Pretty sure we need neither to make a risk assessment. Just like requiring that unlicensed drivers stay off the road requires neither
A) every unlicensed driver in the world being unsafer, nor
B) that 100% of humans are at risk from them. (I mean, pretty sure they're not gonna ride over the folks at the antarctic research station:p)
 
That's why I asked if there was a resolution already reached. I don't have a few loose weeks to reread this massive thread, which at a bi-yearly glance, seems incomprehensible.

I always found it funny when people obviously have the time to spend days arguing an issue, but don't have the time to read half a dozen pages or so back to see the evidence already presented. Repeatedly. I mean, we're on page 54, and you had some statistics for sex offences in message #1,940 on page 49. That's literally just 5 pages back.

And it actually was just 1 (ONE) page back or so when you joined the fray on page 50. Literally the previous page. And was still being discussed on the same page 50 where you joined the discussion.

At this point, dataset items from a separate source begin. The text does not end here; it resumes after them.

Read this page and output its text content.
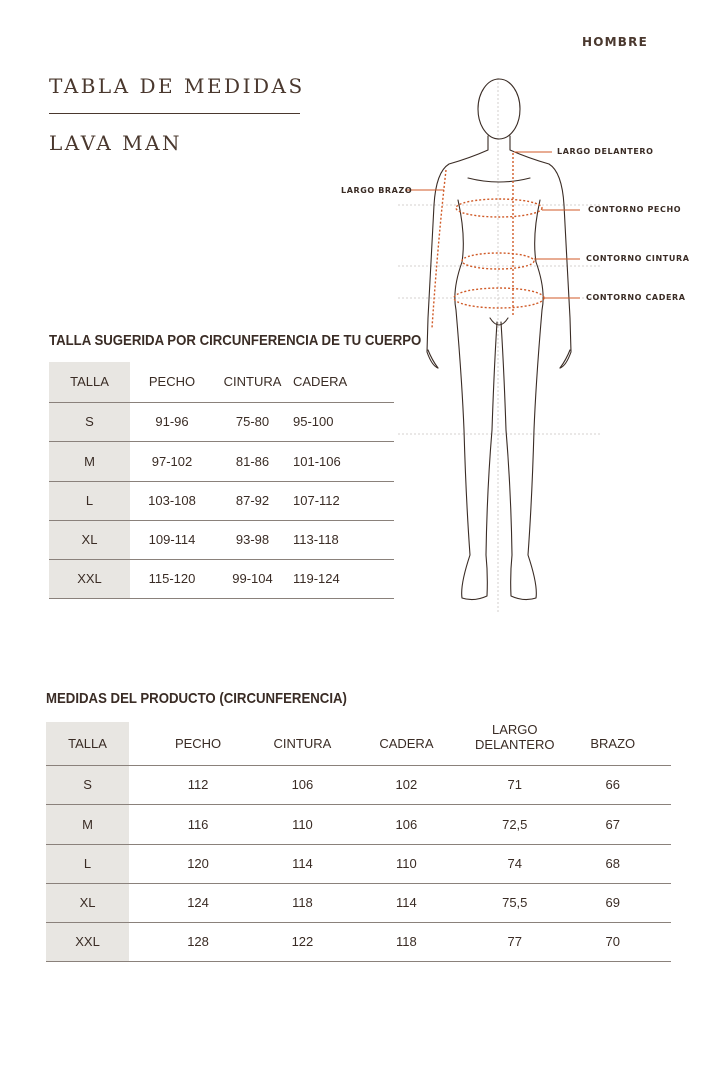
HOMBRE
TABLA DE MEDIDAS
LAVA MAN	LARGO DELANTERO
LARGO BRAZO
CONTORNO PECHO
CONTORNO CINTURA
CONTORNO CADERA
TALLA SUGERIDA POR CIRCUNFERENCIA DE TU CUERPO
TALLA	PECHO	CINTURA	CADERA
S	91-96	75-80	95-100
M	97-102	81-86	101-106
L	103-108	87-92	107-112
XL	109-114	93-98	113-118
XXL	115-120	99-104	119-124
MEDIDAS DEL PRODUCTO (CIRCUNFERENCIA)
TALLA	PECHO	CINTURA	CADERA	LARGO DELANTERO	BRAZO
S	112	106	102	71	66
M	116	110	106	72,5	67
L	120	114	110	74	68
XL	124	118	114	75,5	69
XXL	128	122	118	77	70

My last message discussing that statistic was literally on the same page 50 where you joined, exactly the 16th message from the bottom of the page at that point.

I mean, I dunno, if you're not interested in something to do even that absolutely minimal reading, fair enough, but maybe you shouldn't be arguing about it, rather than insisting that we have another reset and it goes round and round like the wheels on the bus just for you. Just an idea.

I mean, if you complain about the thread being a mile long, that's how it got to be this long in the first place.